In any case, Nostradamus’ fame spread quickly, and he soon found an important and suitably superstitious reader in the French court. So impressed was Catherine de Médicis, the queen of France, that she invited Nostradamus to Paris. He subsequently visited the city in mid-1556 (a trip of a month in those days) and was asked by the queen to cast the horoscopes of her sons. He seems to have remarked in guarded terms that her sons would be kings—a prediction both gratifying and not, after all, unlikely—and returned to Salon more famous still. When the French court visited southern France nearly a decade later, they made a point of visiting Nostradamus and bestowing official honors upon him.
Throughout the latter part of his life, Nostradamus seems to have increased his income by money-lending, which in at least one instance had long-lasting consequences. Approached by an entrepreneur anxious to link the Rhône and Durance rivers with a canal and thus irrigate the surrounding region, Nostradamus helped finance the project, which was completed in 1559.
Nostradamus has routinely been portrayed as both an astrologer and an orthodox Catholic, roles not regarded as necessarily contradictory during his lifetime. However, a cache of letters discovered by scholar Jean Dupèbe has revealed that Nostradamus’ sympathies were Protestant—a fact that could easily have led to his execution in passionately Catholic France had the letters fallen into the wrong hands.
Nostradamus was described in his prime by an apprentice as being slightly shorter and stockier than average, heavily bearded, energetic, and short-tempered. The same source praised his quick intelligence, keen memory, and outstanding generosity, although the ascription of such qualities may strike modern readers as being somewhat generalized and formulaic. He is traditionally pictured wearing the four-cornered cap typical of a medical doctor of his time.

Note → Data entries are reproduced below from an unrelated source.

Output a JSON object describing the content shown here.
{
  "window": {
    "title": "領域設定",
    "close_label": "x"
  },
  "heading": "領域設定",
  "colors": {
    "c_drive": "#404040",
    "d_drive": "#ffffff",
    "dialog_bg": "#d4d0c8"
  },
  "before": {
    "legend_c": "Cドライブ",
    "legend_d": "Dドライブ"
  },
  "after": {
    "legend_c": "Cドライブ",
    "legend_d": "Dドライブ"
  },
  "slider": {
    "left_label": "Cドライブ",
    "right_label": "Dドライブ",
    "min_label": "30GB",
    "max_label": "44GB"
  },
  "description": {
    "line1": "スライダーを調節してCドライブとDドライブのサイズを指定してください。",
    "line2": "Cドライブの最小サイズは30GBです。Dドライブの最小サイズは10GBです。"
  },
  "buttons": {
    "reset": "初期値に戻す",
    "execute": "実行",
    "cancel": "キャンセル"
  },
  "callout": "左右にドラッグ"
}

Nostradamus suffered from arthritis, gout, and dropsy toward the end of his life, and by 1566 was confined to his house, where he died in early July. One of his predictions had suggested that his body would be found near his bed and bench. Nostradamus had placed a bench in such a way as to help himself into bed, and he was indeed found sprawled near or upon it after death—another example of a prophecy both tantalizingly suggestive and yet far from unlikely.